Is there, in fact, a web-based reference copy of a mailchimp brokered mailing list ? Do all mailchimp campaigns auto-generate these pages ? I have never seen this before.

I've never considered a mailing list, or mailchimp campaign, for rsync.net but for some reason those same things with a bloggy web page backing store behind it weirdly appeals to me ...

4 comments

We've changed the URL from https://mailchi.mp/theprepared/the-prepared-4ydgzm58vl to the article that it points to, which seems to have the most information about the story.

I don't think an issue of a newsletter which contains a paragraph about one thing among lots of other things, plus promotional padding, really counts as an article about that thing for HN purposes. It seems more like an attempt to promote the newsletter than to share interesting information about hockey sticks.

IMO this ends up being way more advertorial (for Bauer) and lacks all of the engineering context (urethane inserts! damping! "the dichotomy between nature and human technologies"!). But, understood.
Perhaps; I haven't read that closely. Obviously it's great if you're writing something better about a topic, but there needs to be a specific URL to what you've specifically written about it.
wait, just to be clear - you changed the title and URL without actually reading the thing that I linked to?
I read your newsletter. I didn't read as much of the other article.
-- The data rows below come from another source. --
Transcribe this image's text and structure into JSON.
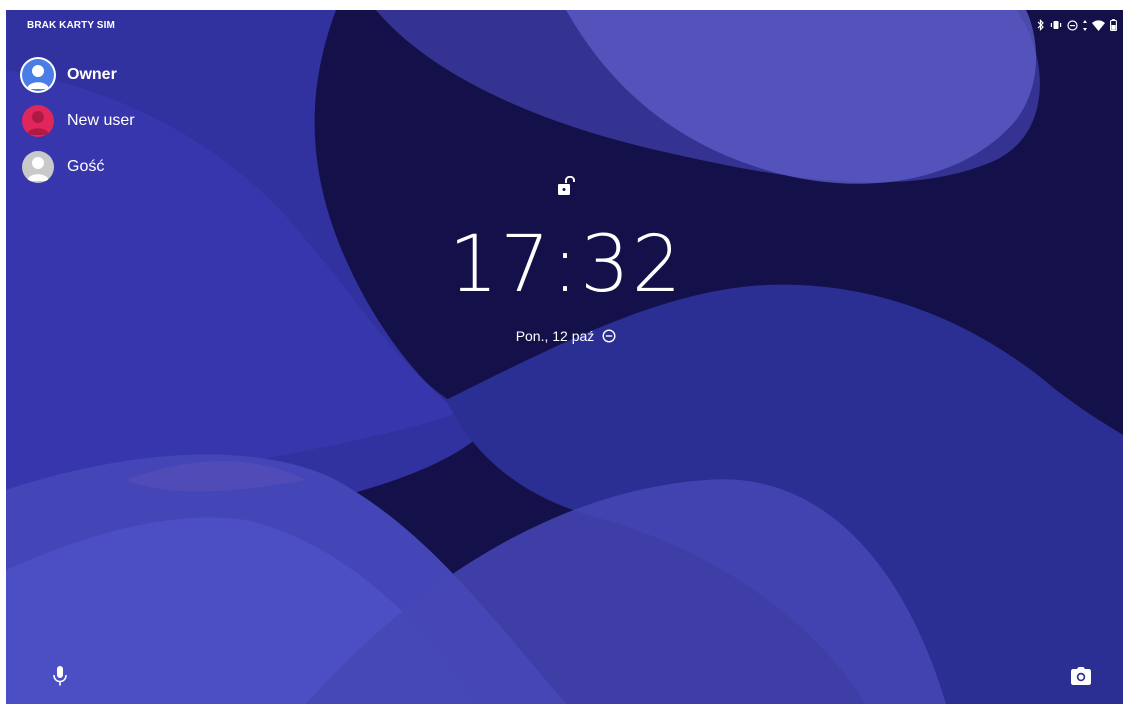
{
  "status_bar": {
    "carrier": "BRAK KARTY SIM",
    "icons": [
      "bluetooth-icon",
      "vibrate-icon",
      "do-not-disturb-icon",
      "data-activity-icon",
      "wifi-icon",
      "battery-icon"
    ]
  },
  "users": [
    {
      "name": "Owner",
      "avatar": "owner-avatar",
      "color": "#4a7ee6",
      "selected": true
    },
    {
      "name": "New user",
      "avatar": "new-user-avatar",
      "color": "#e0265b",
      "selected": false
    },
    {
      "name": "Gość",
      "avatar": "guest-avatar",
      "color": "#c9c9c9",
      "selected": false
    }
  ],
  "lock": {
    "icon": "unlocked-padlock-icon"
  },
  "clock": {
    "time": "17:32"
  },
  "date": {
    "text": "Pon., 12 paź",
    "icon": "do-not-disturb-icon"
  },
  "bottom": {
    "left_icon": "microphone-icon",
    "right_icon": "camera-icon"
  },
  "colors": {
    "background": "#14114a",
    "wave_light": "#5a56c4",
    "wave_mid": "#3a3aa6"
  }
}
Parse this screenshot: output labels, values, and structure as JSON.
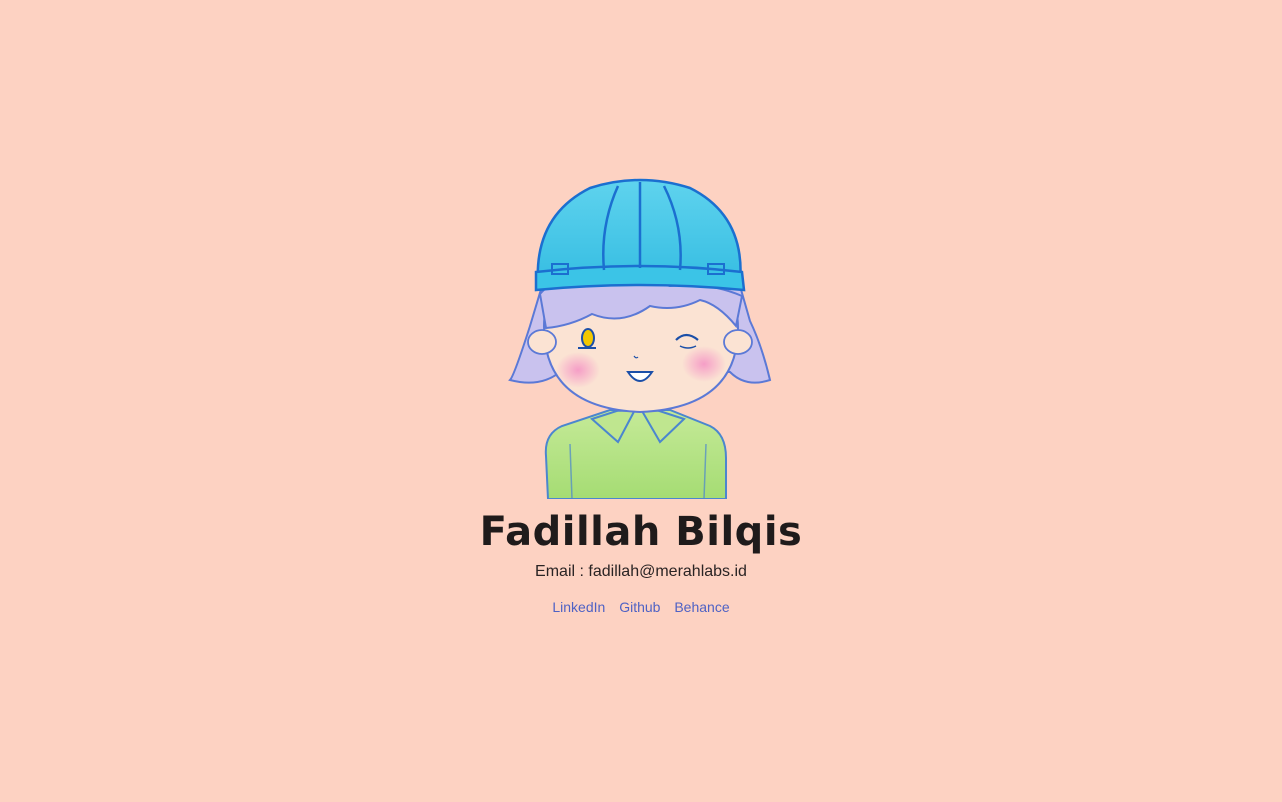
{
  "profile": {
    "name": "Fadillah Bilqis",
    "email_label": "Email : ",
    "email": "fadillah@merahlabs.id",
    "links": [
      {
        "label": "LinkedIn"
      },
      {
        "label": "Github"
      },
      {
        "label": "Behance"
      }
    ]
  },
  "colors": {
    "background": "#fdd2c2",
    "link": "#4f62c4",
    "text": "#1f1b1b",
    "helmet": "#3fc5e6",
    "hair": "#c9c2ee",
    "shirt": "#b8e68a"
  },
  "avatar": {
    "icon": "cartoon-girl-with-blue-helmet-illustration"
  }
}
Is it really unclear what the issue here is? The issue is that the OP was too promotional. Indeed your account history on HN has been, basically, entirely promotional. That's not really what the site is for. This is in the guidelines: https://news.ycombinator.com/newsguidelines.html.

On HN, the idea is for people to submit stories that they ran across and personally found intellectually interesting, not because they have something to promote. It's fine to post your own work occasionally, as long as it's interspersed with interesting posts from other sources. But if you only submit promotionally, it feels like you're not participating as a community member.
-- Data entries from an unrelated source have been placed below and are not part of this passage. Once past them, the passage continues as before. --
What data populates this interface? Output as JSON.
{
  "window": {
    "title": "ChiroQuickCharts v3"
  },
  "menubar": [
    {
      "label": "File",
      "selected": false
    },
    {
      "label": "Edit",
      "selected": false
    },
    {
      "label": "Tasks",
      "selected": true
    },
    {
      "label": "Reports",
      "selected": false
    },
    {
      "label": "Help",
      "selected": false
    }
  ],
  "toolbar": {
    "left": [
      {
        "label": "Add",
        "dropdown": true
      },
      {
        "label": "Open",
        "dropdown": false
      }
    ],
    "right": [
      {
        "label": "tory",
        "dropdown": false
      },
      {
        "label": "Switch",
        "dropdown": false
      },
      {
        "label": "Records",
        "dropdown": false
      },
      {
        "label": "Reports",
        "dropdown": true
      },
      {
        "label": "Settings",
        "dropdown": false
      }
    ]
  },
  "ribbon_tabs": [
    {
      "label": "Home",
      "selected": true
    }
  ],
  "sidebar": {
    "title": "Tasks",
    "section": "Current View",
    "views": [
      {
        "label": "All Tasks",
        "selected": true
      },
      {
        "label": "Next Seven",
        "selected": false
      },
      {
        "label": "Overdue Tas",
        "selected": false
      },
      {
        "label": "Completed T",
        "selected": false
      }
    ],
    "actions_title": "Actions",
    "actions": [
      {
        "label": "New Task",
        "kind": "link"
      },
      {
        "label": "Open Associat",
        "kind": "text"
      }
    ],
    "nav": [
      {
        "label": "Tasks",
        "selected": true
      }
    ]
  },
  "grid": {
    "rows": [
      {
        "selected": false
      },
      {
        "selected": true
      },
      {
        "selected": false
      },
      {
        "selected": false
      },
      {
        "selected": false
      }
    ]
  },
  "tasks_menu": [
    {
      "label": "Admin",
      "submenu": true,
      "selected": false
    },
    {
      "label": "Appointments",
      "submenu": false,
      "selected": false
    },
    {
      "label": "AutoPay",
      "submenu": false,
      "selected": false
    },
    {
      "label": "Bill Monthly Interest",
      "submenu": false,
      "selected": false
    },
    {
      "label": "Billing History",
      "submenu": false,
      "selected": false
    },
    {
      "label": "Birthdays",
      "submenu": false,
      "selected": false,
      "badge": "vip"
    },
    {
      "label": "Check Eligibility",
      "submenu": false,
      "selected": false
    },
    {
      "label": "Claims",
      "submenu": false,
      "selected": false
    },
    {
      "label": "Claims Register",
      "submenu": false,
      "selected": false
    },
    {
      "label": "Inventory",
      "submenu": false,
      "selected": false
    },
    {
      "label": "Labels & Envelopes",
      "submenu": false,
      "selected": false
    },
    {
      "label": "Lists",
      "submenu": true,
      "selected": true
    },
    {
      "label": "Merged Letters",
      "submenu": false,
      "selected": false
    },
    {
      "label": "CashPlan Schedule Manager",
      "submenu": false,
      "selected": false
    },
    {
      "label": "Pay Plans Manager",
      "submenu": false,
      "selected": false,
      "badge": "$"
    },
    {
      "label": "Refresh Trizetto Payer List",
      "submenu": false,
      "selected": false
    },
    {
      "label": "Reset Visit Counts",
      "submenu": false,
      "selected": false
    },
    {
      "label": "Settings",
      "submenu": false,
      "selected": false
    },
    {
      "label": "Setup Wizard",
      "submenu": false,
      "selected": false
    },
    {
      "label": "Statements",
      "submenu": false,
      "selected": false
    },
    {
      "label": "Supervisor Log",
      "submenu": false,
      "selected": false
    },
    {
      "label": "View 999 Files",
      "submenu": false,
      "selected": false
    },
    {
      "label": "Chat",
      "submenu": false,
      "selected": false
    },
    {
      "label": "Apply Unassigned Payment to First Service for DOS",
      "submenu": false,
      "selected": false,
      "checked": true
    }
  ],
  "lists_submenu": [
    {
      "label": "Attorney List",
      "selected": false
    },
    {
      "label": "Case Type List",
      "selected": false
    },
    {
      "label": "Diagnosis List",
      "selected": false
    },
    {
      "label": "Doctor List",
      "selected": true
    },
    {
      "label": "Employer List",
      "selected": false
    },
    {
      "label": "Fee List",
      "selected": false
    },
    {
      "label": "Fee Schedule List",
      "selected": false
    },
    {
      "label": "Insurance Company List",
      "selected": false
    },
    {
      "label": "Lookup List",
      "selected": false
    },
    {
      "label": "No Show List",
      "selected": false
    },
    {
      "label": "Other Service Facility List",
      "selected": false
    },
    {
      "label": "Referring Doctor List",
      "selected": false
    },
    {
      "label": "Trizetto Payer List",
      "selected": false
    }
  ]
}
To be fair, the stuff you've submitted has been good, certainly not spam. But the newsletter thing was a step too far.

You're looking at The Prepared (theprepared.org/newsletter), a weekly newsletter about manufacturing and other stuff! It's sent via Mailchimp, which automatically creates an archive URL for every email campaign you send.
I've set up MailChimp campaigns several times - traditional sales lists, transactional stuff, software update notifications - and never thought of using it as a hosted/linkable newsletter.
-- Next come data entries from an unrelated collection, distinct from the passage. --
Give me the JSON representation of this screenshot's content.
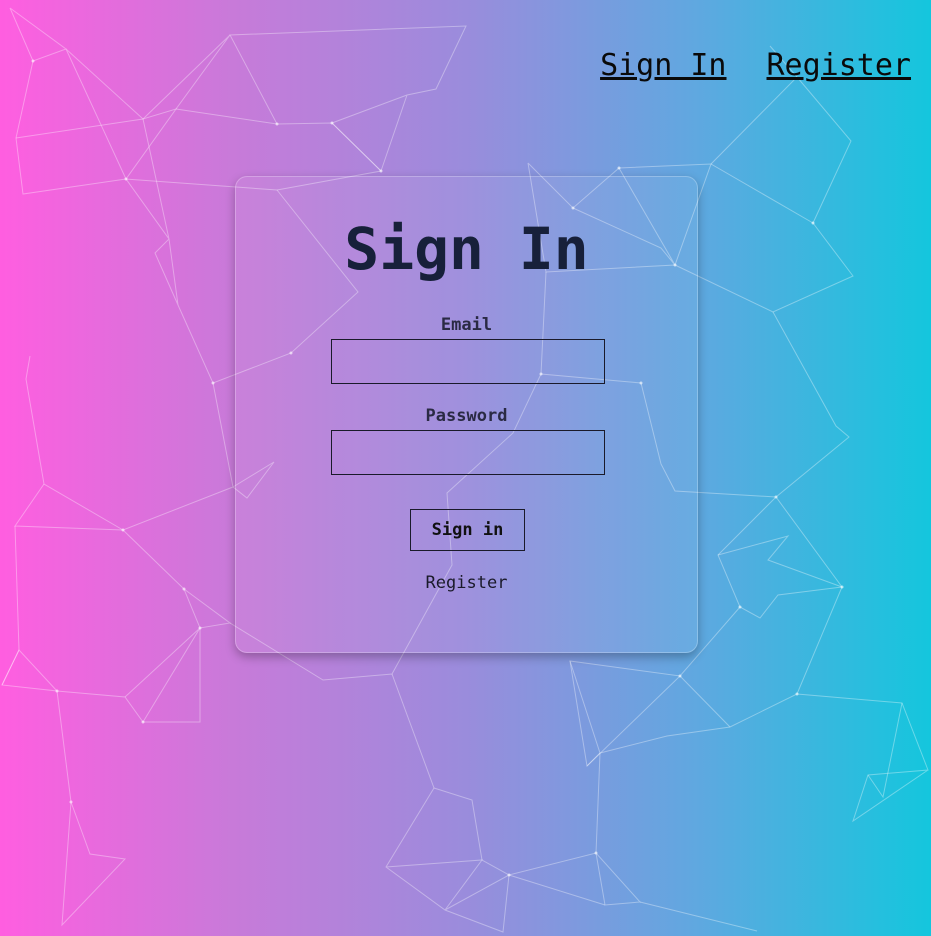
{
  "nav": {
    "sign_in": "Sign In",
    "register": "Register"
  },
  "form": {
    "title": "Sign In",
    "email_label": "Email",
    "email_value": "",
    "password_label": "Password",
    "password_value": "",
    "submit_label": "Sign in",
    "register_link": "Register"
  },
  "colors": {
    "gradient_left": "#ff5ee0",
    "gradient_right": "#14c6dd",
    "title": "#17203a"
  }
}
The "view this in your browser" link was always personalized for tracking, not semantic, IIRC. It did include the actual content of "Hello, {first name} {last name}!" tags, which obviously wouldn't work here for every unique reader.

How long does this stick around? As long as you have a MailChimp account?

I guess I assumed that the URL was unique per-user and would be deleted after 30 days, because the primary use case of Mailchimp seems to be not-quite-spam "We're having a sale!" bulk campaigns.

A lot of people use substack now because it's easier, but I still use mailchimp for my newsletter.

I guess I just like being different.

"View this in your browser" or "click here if you're having trouble viewing this message" type links seem to be very common on this mailing list type stuff, so I think it's a fairly standard feature.
Most marketing email service providers provide something like this. If you've seen a link at the top of an email that says "view this in your web browser" you're probably looking at a link to a page hosted and generated by the ESP.